Maggiori risorse. L’Italia è in forte ritardo come investimenti nel settore ricerca in rapporto al PIL: spendiamo poco più della metà della media UE, e appena più di un terzo rispetto all’obiettivo indicato dall’Unione a Lisbona. Servono segnali da subito, quantificabili grosso modo in 500 milioni di euro. Al solo CNR, per coprire con tranquillità le spese fisse (stipendi, affitti, bollette) e stimolare nuovi programmi di ricerca, servirebbero non meno di 100 milioni in più.
Incentivare i privati. Il deficit italiano nasce da un rapporto pubblico-privato opposto rispetto alla media e agli obiettivi europei: le imprese dovrebbero coprire circa i due terzi degli investimenti in ricerca e sviluppo. In Italia fatichiamo a causa della scarsità di grandi gruppi e per la presenza di molte imprese medio-piccole. Lo Stato deve incentivare il privato, con meccanismi quali una maggiore defiscalizzazione.

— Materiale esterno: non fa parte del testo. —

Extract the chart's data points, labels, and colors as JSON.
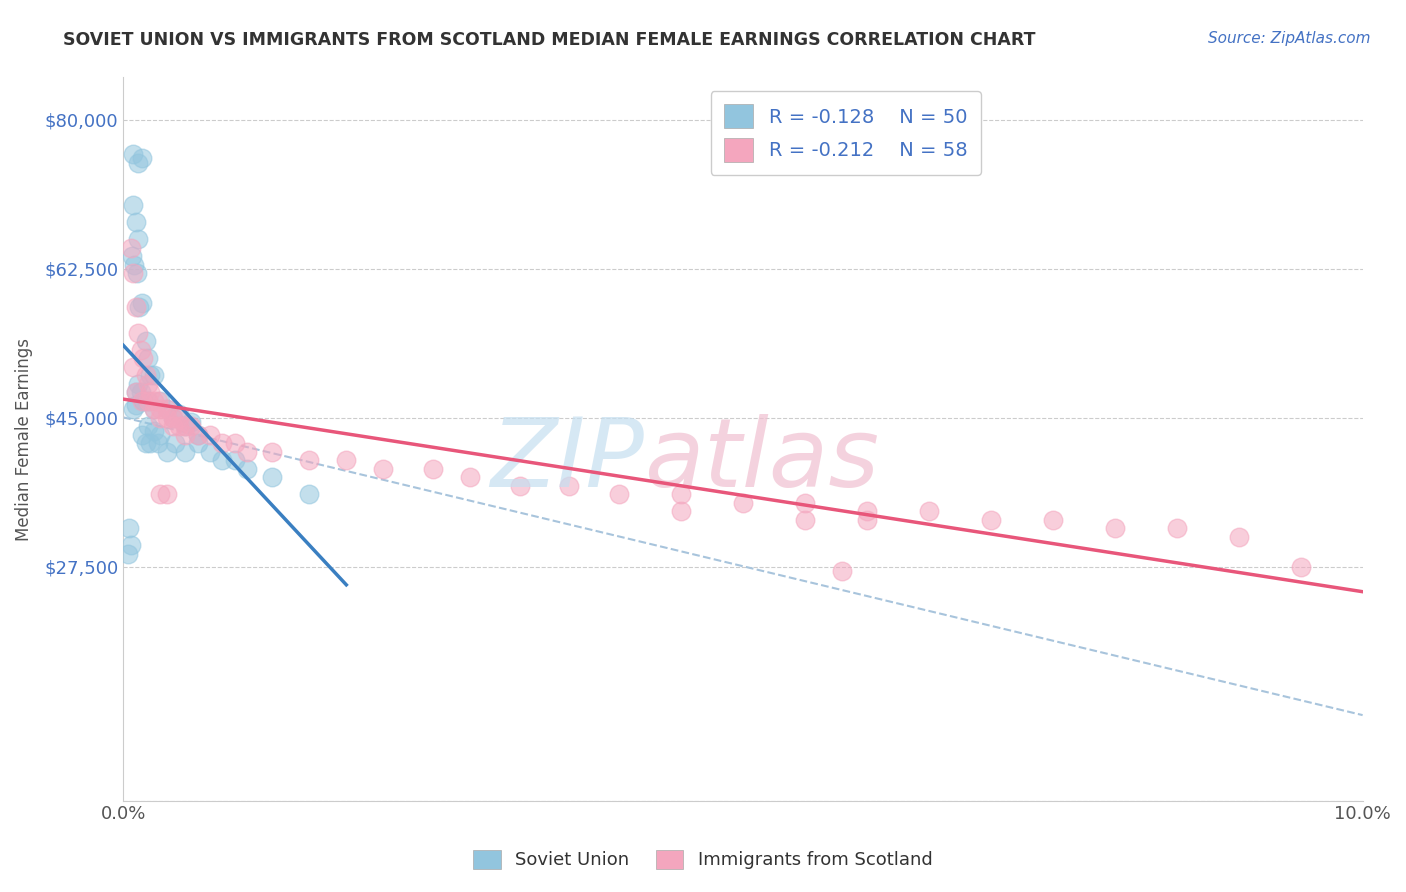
{
  "title": "SOVIET UNION VS IMMIGRANTS FROM SCOTLAND MEDIAN FEMALE EARNINGS CORRELATION CHART",
  "source": "Source: ZipAtlas.com",
  "ylabel": "Median Female Earnings",
  "y_ticks": [
    0,
    27500,
    45000,
    62500,
    80000
  ],
  "y_tick_labels": [
    "",
    "$27,500",
    "$45,000",
    "$62,500",
    "$80,000"
  ],
  "xlim": [
    0.0,
    10.0
  ],
  "ylim": [
    0,
    85000
  ],
  "legend_r1": "-0.128",
  "legend_n1": "50",
  "legend_r2": "-0.212",
  "legend_n2": "58",
  "series1_label": "Soviet Union",
  "series2_label": "Immigrants from Scotland",
  "series1_color": "#92c5de",
  "series2_color": "#f4a6be",
  "series1_line_color": "#3a7fc1",
  "series2_line_color": "#e8567a",
  "dashed_line_color": "#a8c4dc",
  "background_color": "#ffffff",
  "grid_color": "#cccccc",
  "title_color": "#333333",
  "source_color": "#4472c4",
  "axis_label_color": "#4472c4",
  "series1_x": [
    0.08,
    0.12,
    0.15,
    0.08,
    0.1,
    0.12,
    0.07,
    0.09,
    0.11,
    0.13,
    0.15,
    0.18,
    0.2,
    0.22,
    0.25,
    0.1,
    0.12,
    0.14,
    0.16,
    0.08,
    0.1,
    0.2,
    0.25,
    0.3,
    0.35,
    0.4,
    0.45,
    0.5,
    0.55,
    0.6,
    0.3,
    0.2,
    0.25,
    0.15,
    0.18,
    0.22,
    0.28,
    0.35,
    0.42,
    0.5,
    0.6,
    0.7,
    0.8,
    0.9,
    1.0,
    1.2,
    1.5,
    0.05,
    0.06,
    0.04
  ],
  "series1_y": [
    76000,
    75000,
    75500,
    70000,
    68000,
    66000,
    64000,
    63000,
    62000,
    58000,
    58500,
    54000,
    52000,
    50000,
    50000,
    48000,
    49000,
    48000,
    47000,
    46000,
    46500,
    47000,
    46000,
    47000,
    46000,
    45000,
    45500,
    44000,
    44500,
    43000,
    43000,
    44000,
    43500,
    43000,
    42000,
    42000,
    42000,
    41000,
    42000,
    41000,
    42000,
    41000,
    40000,
    40000,
    39000,
    38000,
    36000,
    32000,
    30000,
    29000
  ],
  "series2_x": [
    0.06,
    0.08,
    0.1,
    0.12,
    0.14,
    0.16,
    0.18,
    0.2,
    0.22,
    0.25,
    0.28,
    0.3,
    0.35,
    0.4,
    0.45,
    0.5,
    0.55,
    0.6,
    0.7,
    0.8,
    0.9,
    1.0,
    1.2,
    1.5,
    1.8,
    2.1,
    2.5,
    2.8,
    3.2,
    3.6,
    4.0,
    4.5,
    5.0,
    5.5,
    6.0,
    6.5,
    7.0,
    7.5,
    8.0,
    8.5,
    9.0,
    9.5,
    0.08,
    0.1,
    0.15,
    0.2,
    0.25,
    0.3,
    0.35,
    0.4,
    0.45,
    0.5,
    0.35,
    0.3,
    4.5,
    5.5,
    6.0,
    5.8
  ],
  "series2_y": [
    65000,
    62000,
    58000,
    55000,
    53000,
    52000,
    50000,
    49000,
    48000,
    47000,
    47000,
    46000,
    46000,
    45000,
    45000,
    44000,
    44000,
    43000,
    43000,
    42000,
    42000,
    41000,
    41000,
    40000,
    40000,
    39000,
    39000,
    38000,
    37000,
    37000,
    36000,
    36000,
    35000,
    35000,
    34000,
    34000,
    33000,
    33000,
    32000,
    32000,
    31000,
    27500,
    51000,
    48000,
    47000,
    47000,
    46000,
    45000,
    45000,
    44000,
    44000,
    43000,
    36000,
    36000,
    34000,
    33000,
    33000,
    27000
  ]
}
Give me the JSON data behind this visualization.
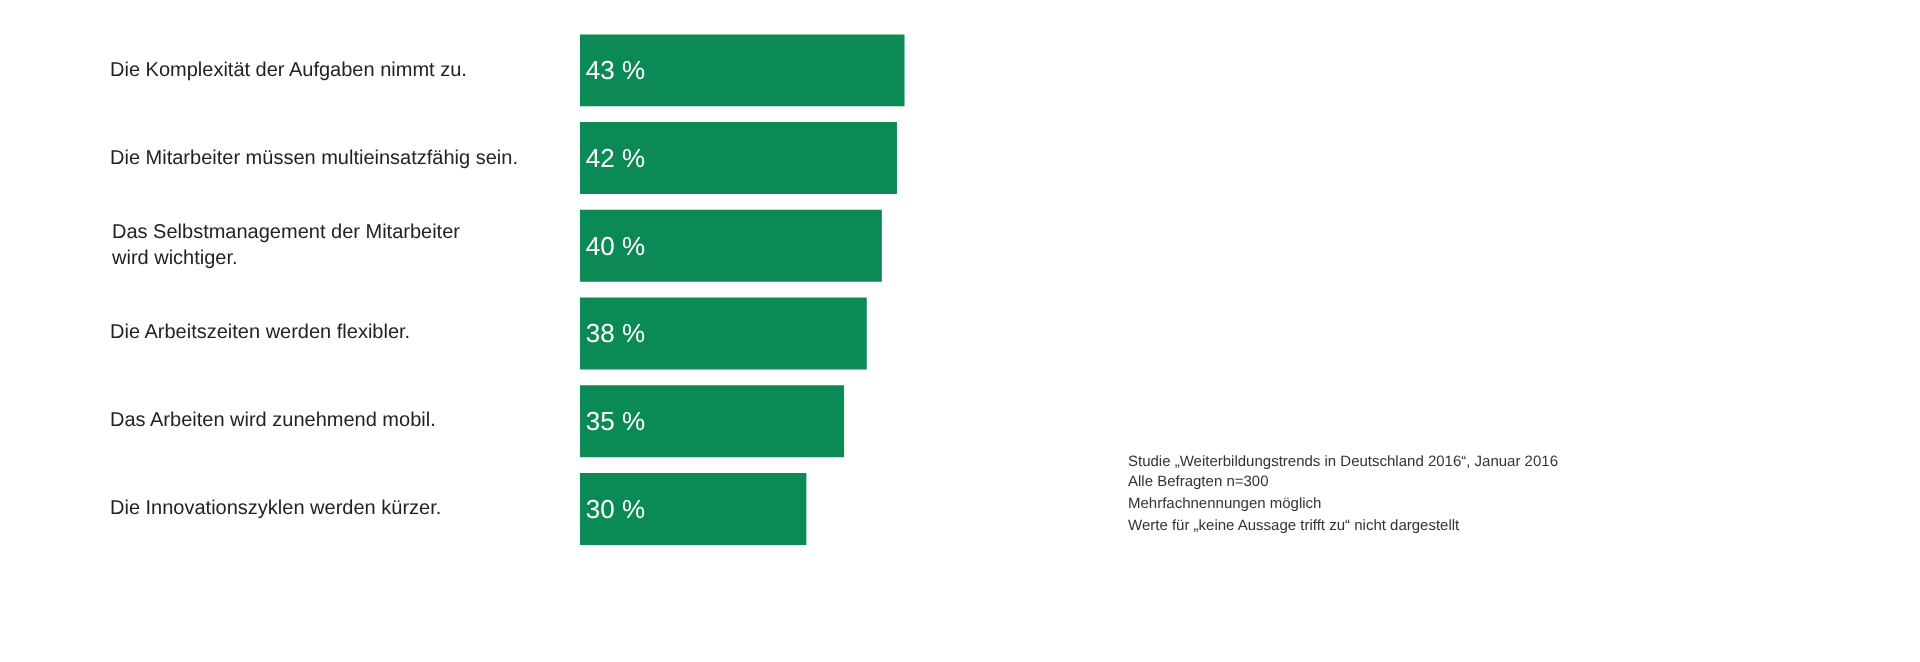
{
  "chart_data": {
    "type": "bar",
    "orientation": "horizontal",
    "categories": [
      "Die Komplexität der Aufgaben nimmt zu.",
      "Die Mitarbeiter müssen multieinsatzfähig sein.",
      "Das Selbstmanagement der Mitarbeiter\nwird wichtiger.",
      "Die Arbeitszeiten werden flexibler.",
      "Das Arbeiten wird zunehmend mobil.",
      "Die Innovationszyklen werden kürzer."
    ],
    "values": [
      43,
      42,
      40,
      38,
      35,
      30
    ],
    "value_labels": [
      "43 %",
      "42 %",
      "40 %",
      "38 %",
      "35 %",
      "30 %"
    ],
    "color": "#0b8a55",
    "annotations": [
      "Studie „Weiterbildungstrends in Deutschland 2016“, Januar 2016",
      "Alle Befragten n=300",
      "Mehrfachnennungen möglich",
      "Werte für „keine Aussage trifft zu“ nicht dargestellt"
    ],
    "legend": false
  }
}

Coordinamento. Il comparto ricerca è complesso: spartisce le insufficienti risorse finanziarie e umane tra università, i maggiori enti pubblici (CNR, ENEA, ASI, INFN, ISS) e decine di enti minori o strutture ministeriali. Poi ci sono il non profit e la ricerca industriale. I potenziali finanziatori e committenti sono non meno variegati, tra nazionali, regionali e comunitari. Serve un piano organico, una distinzione di ruoli e competenze che permetta di evitare la frammentazione e aumentare la collaborazione, indispensabile soprattutto per attrarre maggiori fondi pubblici europei.
Chiarezza normativa. Il comparto ha bisogno di più ricercatori, di energie giovani, garantendo loro un futuro certo e carriere dignitose. Altrimenti, sarà sempre ‘fuga dei cervelli’. Oltreché finanziamenti, servono certezze normative: possibilità di bandire concorsi (le recenti stabilizzazioni sono state sottoposte a estenuanti ‘stop and go‘), di agire in maggior autonomia rispetto alle regole della p.a.
Valutazione. La richiesta di certezze investe anche il futuro normativo degli Enti: veniamo da un decennio che ci ha sottoposto a ben tre riforme. Servono anche certezze pluriennali, senza dover temere per le proprie sorti ad ogni legge finanziaria. Un efficace organo di valutazione è in questo quadro indispensabile, per garantire che le poche risorse siano distribuite con imparziale meritocrazia.